Here is the dirty little secret that the doom and gloom crowd won't tell you. The government can't actually create the jobs they promise have gone away and will return. The government can only stay as far away from the economy as possible and let the market create the jobs. This foolhearty notion that the government is all powerful and can resolve all your financial ills is something that can only work on the electorate if they feel the economy is in bad enough shape. The only time in our history when we had such sweeping government interference was in 1933, the Depression. There is now plenty of fair assessment that FDR's policies did little or nothing to straigthen out the economy.

The same is true now.


Politicians always promise that their programs will create jobs. It's used to justify building palatial sports stadiums for wealthy team owners. Alaska Rep. Don Young claimed the infamous "bridge to nowhere" would create job(http://tinyurl.com/6jq623). The fallacy is the same in every case: Even if the program creates jobs building bridges or windmills, it necessarily prevents other jobs from being created. This is because government spending merely diverts money from private projects to government projects.

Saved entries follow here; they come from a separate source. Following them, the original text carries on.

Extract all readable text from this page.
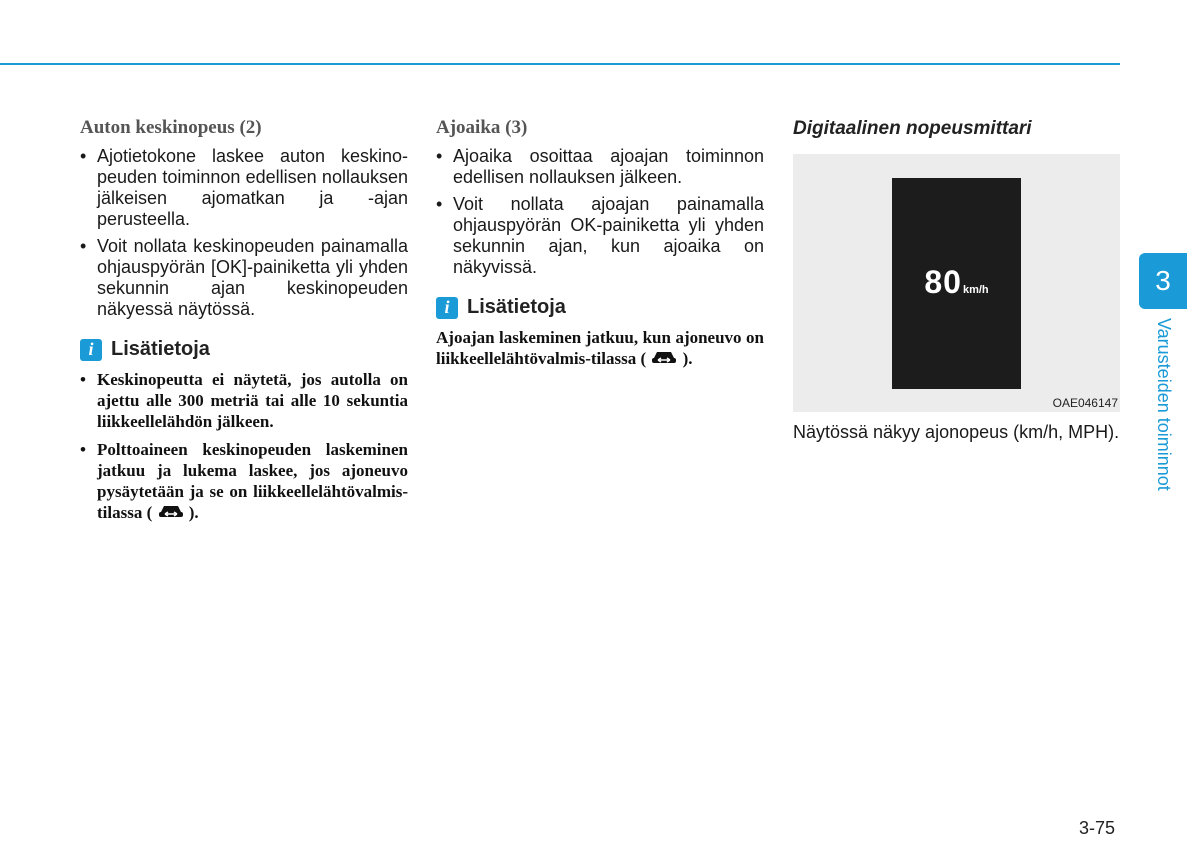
Auton keskinopeus (2)
• Ajotietokone laskee auton keskinopeuden toiminnon edellisen nollauksen jälkeisen ajomatkan ja -ajan perusteella.
• Voit nollata keskinopeuden painamalla ohjauspyörän [OK]-painiketta yli yhden sekunnin ajan keskinopeuden näkyessä näytössä.
i Lisätietoja
• Keskinopeutta ei näytetä, jos autolla on ajettu alle 300 metriä tai alle 10 sekuntia liikkeellelähdön jälkeen.
• Polttoaineen keskinopeuden laskeminen jatkuu ja lukema laskee, jos ajoneuvo pysäytetään ja se on liikkeellelähtövalmis-tilassa ( ).
Ajoaika (3)
• Ajoaika osoittaa ajoajan toiminnon edellisen nollauksen jälkeen.
• Voit nollata ajoajan painamalla ohjauspyörän OK-painiketta yli yhden sekunnin ajan, kun ajoaika on näkyvissä.
i Lisätietoja
Ajoajan laskeminen jatkuu, kun ajoneuvo on liikkeellelähtövalmis-tilassa ( ).
Digitaalinen nopeusmittari
80km/h
OAE046147
Näytössä näkyy ajonopeus (km/h, MPH).
3
Varusteiden toiminnot
3-75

Governments create no wealth. They only move it around while taking a cut for their trouble. So any jobs created over here come at the expense of jobs that would have been created over there. Overlooking this fact is known as the broken-window fallacy (http://tinyurl.com/ydasa2). The French economist Frederic Bastiat pointed out that a broken shop window will create work for a glassmaker, but that work comes only at the expense of the cook or tailor the shopkeeper would have patronized if he didn't have to replace the window.

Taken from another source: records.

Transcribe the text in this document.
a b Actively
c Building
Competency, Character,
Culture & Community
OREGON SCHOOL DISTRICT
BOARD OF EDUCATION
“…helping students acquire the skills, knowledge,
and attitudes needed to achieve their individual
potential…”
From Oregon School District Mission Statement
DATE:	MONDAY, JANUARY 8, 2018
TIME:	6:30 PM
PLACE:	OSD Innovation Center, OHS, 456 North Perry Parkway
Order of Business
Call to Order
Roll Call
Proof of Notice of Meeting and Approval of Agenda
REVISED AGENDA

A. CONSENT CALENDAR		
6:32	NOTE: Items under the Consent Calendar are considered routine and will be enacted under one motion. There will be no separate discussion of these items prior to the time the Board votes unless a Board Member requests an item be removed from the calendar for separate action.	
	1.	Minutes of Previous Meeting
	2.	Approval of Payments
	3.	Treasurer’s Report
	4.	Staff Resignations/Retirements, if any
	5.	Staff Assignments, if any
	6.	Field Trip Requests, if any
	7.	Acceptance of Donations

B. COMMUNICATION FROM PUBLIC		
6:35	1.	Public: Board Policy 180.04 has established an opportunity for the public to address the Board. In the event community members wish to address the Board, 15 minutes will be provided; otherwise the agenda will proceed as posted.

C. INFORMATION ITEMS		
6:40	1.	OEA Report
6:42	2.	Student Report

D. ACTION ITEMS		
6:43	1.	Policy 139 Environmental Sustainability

Creating jobs is not difficult for government officials. Pharaohs created thousands of jobs by building pyramids. Our government could create jobs by paying people to dig holes and then fill them up. Would actual wealth be created? Of course not. It would be destroyed. It's like arguing the hurricanes create jobs. After all, the destruction is followed by rebuilding. But does anyone seriously believe that replacing destroyed buildings creates wealth?

That's the real dirty little secret here. All those politicians that promise to fix your economic malaise are selling you a bill of goods. First, the only person that can fix their economic malaise is the person themselves. Second, the only thing that can fix any macro economic malaise is the market itself. My dad told me last night that the economy won't recover until the real estate market recovers. I agree this economy will continue to exhibit weakness until the housing market recovers. Of course, the reality, the one that politicians won't tell you, is that the only thing that will bring the real estate market back is the real estate market itself. There is absolutely nothing that any politician can do to force people to buy homes. Nothing. Of course, the sorts of policies that the alarmists propose could only be suggested if the electorate really believes we are in a crisis.